Ah ah sen misin 15 günde bir okulun tüm panolarını değiştiren, tek yazılı kağıdını dahi zaman boşa gitmesin diye sınıfta okumayan, kendi cebinden okul kütüphanesine kitap alan, 8. sınıf öğrencileri için eğitim koçluğu hizmeti veren, akşamları işleyeceği konularla ilgili video bilgi ve soru toplayıp hazırlayan... Eminim benden bin kat fazla çalışan arkadaşlarım da vardır. Öğrencilere canım feda ama artık yaptığımız bu çalışmalara karşılık bizi kale alıp bir tarih bile vermeyen meb. e bir tepki vereceğim. Artık 15 saat derste ne kadar hizmet verilirse o bir damla dahi fazlası yok.
Bu şekilde düşünen öğretmenlerin sayısı hiç de az değil.
Eli öpülecek nice öğretmenin yaptıklarının yanında belki de hiç kalacak bile olsa yaptığım fedakarlıkları artık yapmayacağıma kendi kendime söz verdim.
Bu, işimi kötü yapacağım anlamına gelmesin; profesyonelce görev tanımımda yazanları layığı ile yerine getirmeye ve vicdanımı rahat tutmaya çalışacağım ama asla, kat'iyen bu düzene hizmet edecek kişisel katkılarım olmayacaktır.

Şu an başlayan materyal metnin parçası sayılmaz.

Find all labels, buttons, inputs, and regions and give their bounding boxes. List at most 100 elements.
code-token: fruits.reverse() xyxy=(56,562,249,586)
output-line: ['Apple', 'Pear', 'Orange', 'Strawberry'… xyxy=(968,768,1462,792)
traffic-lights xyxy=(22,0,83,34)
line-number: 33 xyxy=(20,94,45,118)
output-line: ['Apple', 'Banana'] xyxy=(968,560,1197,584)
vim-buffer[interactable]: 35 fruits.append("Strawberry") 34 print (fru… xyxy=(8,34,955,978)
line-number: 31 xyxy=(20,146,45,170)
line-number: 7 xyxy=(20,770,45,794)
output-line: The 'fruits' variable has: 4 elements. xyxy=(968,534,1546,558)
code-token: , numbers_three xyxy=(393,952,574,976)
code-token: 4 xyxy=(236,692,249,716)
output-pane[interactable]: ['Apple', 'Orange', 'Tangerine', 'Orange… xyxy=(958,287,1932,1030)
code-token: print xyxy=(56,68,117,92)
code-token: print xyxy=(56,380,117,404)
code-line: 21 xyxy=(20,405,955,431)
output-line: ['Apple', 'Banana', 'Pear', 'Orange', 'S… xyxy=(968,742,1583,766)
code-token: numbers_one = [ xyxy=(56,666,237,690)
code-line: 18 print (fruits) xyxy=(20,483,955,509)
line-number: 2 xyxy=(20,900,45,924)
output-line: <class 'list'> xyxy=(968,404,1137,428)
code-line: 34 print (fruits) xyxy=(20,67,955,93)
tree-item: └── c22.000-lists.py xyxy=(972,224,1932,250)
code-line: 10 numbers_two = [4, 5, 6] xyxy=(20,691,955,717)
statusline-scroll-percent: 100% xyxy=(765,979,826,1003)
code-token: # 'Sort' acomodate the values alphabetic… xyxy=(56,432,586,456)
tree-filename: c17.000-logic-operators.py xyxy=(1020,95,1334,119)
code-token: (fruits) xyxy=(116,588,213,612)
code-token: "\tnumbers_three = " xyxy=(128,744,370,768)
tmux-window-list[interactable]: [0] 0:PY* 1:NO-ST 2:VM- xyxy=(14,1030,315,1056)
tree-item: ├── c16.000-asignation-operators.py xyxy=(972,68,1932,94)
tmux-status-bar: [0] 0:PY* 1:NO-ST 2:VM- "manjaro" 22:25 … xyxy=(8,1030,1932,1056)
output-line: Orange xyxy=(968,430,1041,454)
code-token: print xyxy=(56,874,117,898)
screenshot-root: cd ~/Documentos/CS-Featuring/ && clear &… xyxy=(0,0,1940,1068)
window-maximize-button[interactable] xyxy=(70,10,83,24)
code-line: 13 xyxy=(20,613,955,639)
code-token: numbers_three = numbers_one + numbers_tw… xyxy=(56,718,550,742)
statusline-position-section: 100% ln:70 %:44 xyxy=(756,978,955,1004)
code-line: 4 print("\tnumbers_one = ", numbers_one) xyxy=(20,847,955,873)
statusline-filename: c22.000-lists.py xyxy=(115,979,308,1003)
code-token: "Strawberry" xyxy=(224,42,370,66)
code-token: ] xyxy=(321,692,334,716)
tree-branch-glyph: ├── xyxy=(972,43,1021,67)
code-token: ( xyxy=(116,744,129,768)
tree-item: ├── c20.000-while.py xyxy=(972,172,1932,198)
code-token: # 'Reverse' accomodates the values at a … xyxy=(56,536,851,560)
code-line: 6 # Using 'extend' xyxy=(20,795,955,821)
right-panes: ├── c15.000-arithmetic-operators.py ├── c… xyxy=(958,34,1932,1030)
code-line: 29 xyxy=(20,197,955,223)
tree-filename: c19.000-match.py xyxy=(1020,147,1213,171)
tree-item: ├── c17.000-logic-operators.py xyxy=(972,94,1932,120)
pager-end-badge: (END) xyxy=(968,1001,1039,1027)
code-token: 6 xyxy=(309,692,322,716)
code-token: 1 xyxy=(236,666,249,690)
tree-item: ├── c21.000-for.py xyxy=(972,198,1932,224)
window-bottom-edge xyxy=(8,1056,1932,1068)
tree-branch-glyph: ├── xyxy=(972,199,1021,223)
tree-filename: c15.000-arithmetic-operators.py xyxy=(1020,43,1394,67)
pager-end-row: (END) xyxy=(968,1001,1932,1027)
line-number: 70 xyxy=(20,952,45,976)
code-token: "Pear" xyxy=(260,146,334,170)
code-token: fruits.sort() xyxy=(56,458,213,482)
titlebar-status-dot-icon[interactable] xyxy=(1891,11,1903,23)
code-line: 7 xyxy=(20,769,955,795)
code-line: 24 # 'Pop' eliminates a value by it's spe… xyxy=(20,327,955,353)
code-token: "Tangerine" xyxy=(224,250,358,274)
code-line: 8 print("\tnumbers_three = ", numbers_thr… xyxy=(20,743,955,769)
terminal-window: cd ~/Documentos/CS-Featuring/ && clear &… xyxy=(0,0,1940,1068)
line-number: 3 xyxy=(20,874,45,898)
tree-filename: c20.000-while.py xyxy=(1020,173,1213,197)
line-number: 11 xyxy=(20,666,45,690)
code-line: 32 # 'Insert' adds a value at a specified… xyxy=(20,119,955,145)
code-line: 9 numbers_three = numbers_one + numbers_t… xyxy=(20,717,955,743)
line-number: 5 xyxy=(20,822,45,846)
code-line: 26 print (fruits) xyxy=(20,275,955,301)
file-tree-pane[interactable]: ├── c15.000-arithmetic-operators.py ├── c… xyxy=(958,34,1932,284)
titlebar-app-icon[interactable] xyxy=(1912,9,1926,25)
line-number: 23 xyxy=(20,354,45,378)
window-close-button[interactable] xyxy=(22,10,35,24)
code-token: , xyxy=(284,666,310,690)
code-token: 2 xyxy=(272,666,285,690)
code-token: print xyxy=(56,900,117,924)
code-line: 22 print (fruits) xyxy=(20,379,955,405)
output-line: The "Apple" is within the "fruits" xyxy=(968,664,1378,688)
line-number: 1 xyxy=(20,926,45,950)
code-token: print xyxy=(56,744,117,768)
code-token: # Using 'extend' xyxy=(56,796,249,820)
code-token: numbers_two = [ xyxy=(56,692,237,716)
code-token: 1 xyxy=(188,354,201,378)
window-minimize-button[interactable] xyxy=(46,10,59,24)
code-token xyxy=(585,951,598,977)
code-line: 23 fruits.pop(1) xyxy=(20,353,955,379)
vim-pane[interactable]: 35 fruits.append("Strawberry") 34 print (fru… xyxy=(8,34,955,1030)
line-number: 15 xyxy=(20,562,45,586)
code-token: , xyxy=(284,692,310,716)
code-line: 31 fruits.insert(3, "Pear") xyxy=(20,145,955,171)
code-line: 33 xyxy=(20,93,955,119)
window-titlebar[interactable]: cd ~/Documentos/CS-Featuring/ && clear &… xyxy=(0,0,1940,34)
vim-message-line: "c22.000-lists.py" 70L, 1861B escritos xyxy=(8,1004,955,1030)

Şahsen kendimi aptal olarak görürüm eğer "fedakarlık" yapacak olursam. Ben ne kadar iyi olursam, çocuklara o kadar faydam dokunur. Bunun yolu da bu düzene hizmet eden -kendini tüketen- kör bir idealist olmaktan geçmiyor kesinlikle.
Beceriksizliklerini kamuoyuna karşı örtmek için camiayı karalama politikasının işe yaradığı bir ülkedeyiz. Akıl alır gibi değil. Düşündükçe öfkem artıyor, burada kessem iyi olacak.